21 July 2008

Liberal Democrats call for tax cuts

After years of being to the left of Labour, in calling for higher taxes and being the party worshipping the religion of ecologism, the Liberal Democrats have made another swing now - closer to the "Liberal" roots of this unusual third party in British politics (which once had a proud tradition of being more classical Liberal/less government, but which merged with a centre-left faction of Labour disenchanted when Labour went Marxist/Trotskyist in the early 80s).

Liberal Democrat leader Nick Clegg (nicknamed "Cleggover" after telling tales about the number of sexual conquests in his life) announced on Thursday that if elected, the Lib Dems would cut government spending by £20 billion to fund wide ranging tax cuts for low to middle income earners. Although he'd raise tax on high income earners, and assuming I'm bizarrely in this category, then there is no way in hell I'll vote Lib Dem. However, still announcing less state spending is at least new among the big UK parties, although the ways to do it are unconvincing. I doubt £20 billion will be saved by scrapping ID cards, cutting the number of MPs and not expanding nuclear power.

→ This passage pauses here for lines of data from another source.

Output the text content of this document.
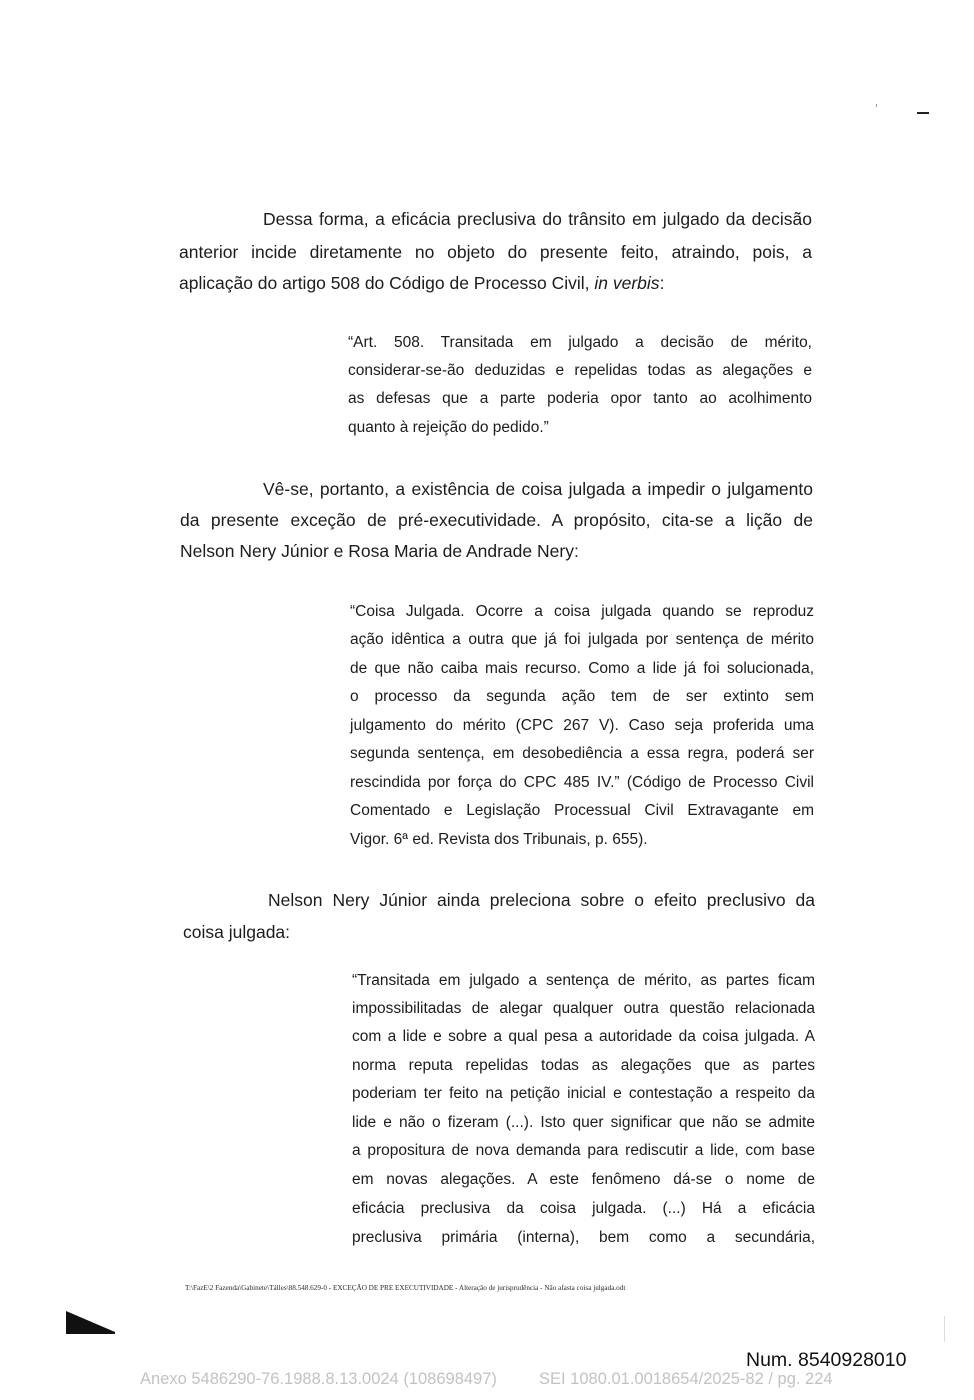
Dessa forma, a eficácia preclusiva do trânsito em julgado da decisão
anterior incide diretamente no objeto do presente feito, atraindo, pois, a
aplicação do artigo 508 do Código de Processo Civil, in verbis:
“Art. 508. Transitada em julgado a decisão de mérito,
considerar-se-ão deduzidas e repelidas todas as alegações e
as defesas que a parte poderia opor tanto ao acolhimento
quanto à rejeição do pedido.”
Vê-se, portanto, a existência de coisa julgada a impedir o julgamento
da presente exceção de pré-executividade. A propósito, cita-se a lição de
Nelson Nery Júnior e Rosa Maria de Andrade Nery:
“Coisa Julgada. Ocorre a coisa julgada quando se reproduz
ação idêntica a outra que já foi julgada por sentença de mérito
de que não caiba mais recurso. Como a lide já foi solucionada,
o processo da segunda ação tem de ser extinto sem
julgamento do mérito (CPC 267 V). Caso seja proferida uma
segunda sentença, em desobediência a essa regra, poderá ser
rescindida por força do CPC 485 IV.” (Código de Processo Civil
Comentado e Legislação Processual Civil Extravagante em
Vigor. 6ª ed. Revista dos Tribunais, p. 655).
Nelson Nery Júnior ainda preleciona sobre o efeito preclusivo da
coisa julgada:
“Transitada em julgado a sentença de mérito, as partes ficam
impossibilitadas de alegar qualquer outra questão relacionada
com a lide e sobre a qual pesa a autoridade da coisa julgada. A
norma reputa repelidas todas as alegações que as partes
poderiam ter feito na petição inicial e contestação a respeito da
lide e não o fizeram (...). Isto quer significar que não se admite
a propositura de nova demanda para rediscutir a lide, com base
em novas alegações. A este fenômeno dá-se o nome de
eficácia preclusiva da coisa julgada. (...) Há a eficácia
preclusiva primária (interna), bem como a secundária,
T:\FazE\2 Fazenda\Gabinete\Tálles\88.548.629-0 - EXCEÇÃO DE PRE EXECUTIVIDADE - Alteração de jurisprudência - Não afasta coisa julgada.odt
Num. 8540928010
Anexo 5486290-76.1988.8.13.0024 (108698497)	SEI 1080.01.0018654/2025-82 / pg. 224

Sadly this rebranding is still dripping with the envy of the left, and full of green taxes which wouldn't be so bad if there was any substance to the call for less state spending. The truth is to cut state spending the Lib Dems have to be tough on the whole state sector, that means slashing subsidies for all sectors of the economy, tightening welfare and encouraging people to make their own choices for health and education, not the current statist behemoths. The Liberal Democrats in the past decade have become the party that many of old Labour have gone too, and it is full of busybodies whose views are given free range in The Independent, as the paper of the ecological finger pointer. Unless the Lib Dems can show a consistent vision of less state and less government in peoples' lives it wont be anything more than a younger version of new Labour. Meanwhile, nowadays it just looks like the 3rd playing political whore, ever looking for a market that the two dominant parties isn't looking after - but straddling the far left against the war in Iraq and the liberal right for lower taxes isn't going to cut it.